Announced at the end of 2018, the partnership with Cashforce will enable BNP Paribas corporate clients to access a 100 percent digital and autonomous cross-banking system capable of providing automated cash flow forecasts, reporting and transactional analysis through one central portal. Designed to seamlessly integrate with a range of ERP systems and data streams, the platform will also benefit from an AI-based simulation engine that can run multiple cash flow scenarios, impact analyses and forecasts in real-time.

This represents a step forward for AI-powered CFF solutions in terms of integrations and scalability, removing yet another step from the equation for treasury teams looking for intricate transactional analyses and forecasts without having to move back and forth between various portals and services. BNP Paribas isn’t alone, either.
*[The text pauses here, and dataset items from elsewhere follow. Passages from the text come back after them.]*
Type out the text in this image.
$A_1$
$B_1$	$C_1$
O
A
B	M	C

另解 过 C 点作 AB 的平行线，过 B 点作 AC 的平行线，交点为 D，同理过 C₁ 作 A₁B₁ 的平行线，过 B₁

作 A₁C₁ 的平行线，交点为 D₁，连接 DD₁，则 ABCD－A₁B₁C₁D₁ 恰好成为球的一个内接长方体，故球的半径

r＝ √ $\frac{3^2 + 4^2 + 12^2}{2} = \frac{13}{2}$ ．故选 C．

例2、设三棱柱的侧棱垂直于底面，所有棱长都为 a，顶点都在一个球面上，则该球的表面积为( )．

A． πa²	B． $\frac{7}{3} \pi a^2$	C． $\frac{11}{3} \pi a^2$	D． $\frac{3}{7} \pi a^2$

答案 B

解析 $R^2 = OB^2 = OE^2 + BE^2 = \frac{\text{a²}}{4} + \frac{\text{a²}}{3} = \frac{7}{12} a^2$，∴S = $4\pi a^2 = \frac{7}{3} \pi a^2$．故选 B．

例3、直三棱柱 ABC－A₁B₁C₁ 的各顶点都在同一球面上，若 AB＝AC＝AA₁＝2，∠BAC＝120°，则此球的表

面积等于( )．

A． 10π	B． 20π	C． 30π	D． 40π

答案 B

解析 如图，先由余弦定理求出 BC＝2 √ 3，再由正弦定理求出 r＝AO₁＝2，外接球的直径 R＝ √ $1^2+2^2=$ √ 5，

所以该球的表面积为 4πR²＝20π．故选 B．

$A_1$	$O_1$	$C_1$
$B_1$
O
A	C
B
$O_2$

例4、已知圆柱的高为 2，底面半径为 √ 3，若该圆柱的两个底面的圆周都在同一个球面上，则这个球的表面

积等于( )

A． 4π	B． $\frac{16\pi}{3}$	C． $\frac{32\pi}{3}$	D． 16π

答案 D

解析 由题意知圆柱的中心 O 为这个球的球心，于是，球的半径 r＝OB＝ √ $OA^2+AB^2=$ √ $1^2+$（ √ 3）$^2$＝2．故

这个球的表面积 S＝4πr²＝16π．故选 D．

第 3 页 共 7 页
Deutsche Bank is now offering clients a similar suite of cash management services that lets businesses leverage the bank’s global network and simultaneously benefit from automated forecasting capabilities.

Although hyper-integration is set to be a key trend across the cash flow forecasting market in 2019, specialist software providers like Kyriba and Serrala will continue to maintain a formidable market share through their development of treasury management systems that focus on streamlining cash management functions across divergent global markets.

Meanwhile, smaller businesses can look to rapidly growing cash flow start-ups like Fluidly or Brixx for dynamic forecasting solutions at staggeringly low service rates.

But as machine learning, further integration and ease-of-use continue to drive market momentum and create better options for consumers in 2019, there’s also no shame in pursuing professional advice surrounding the type of cash flow forecasting system best suited to meet your required organisational needs. There is now a thriving fintech consultancy sector offering input on how to select and implement various treasury management functions, led by market leaders Bellin and Strategic Treasurer.

At the end of the day, choosing the perfect cash flow forecasting solution for your business can often be a long and labour-intensive process – but it’s a process your organization absolutely must complete in order to move forward.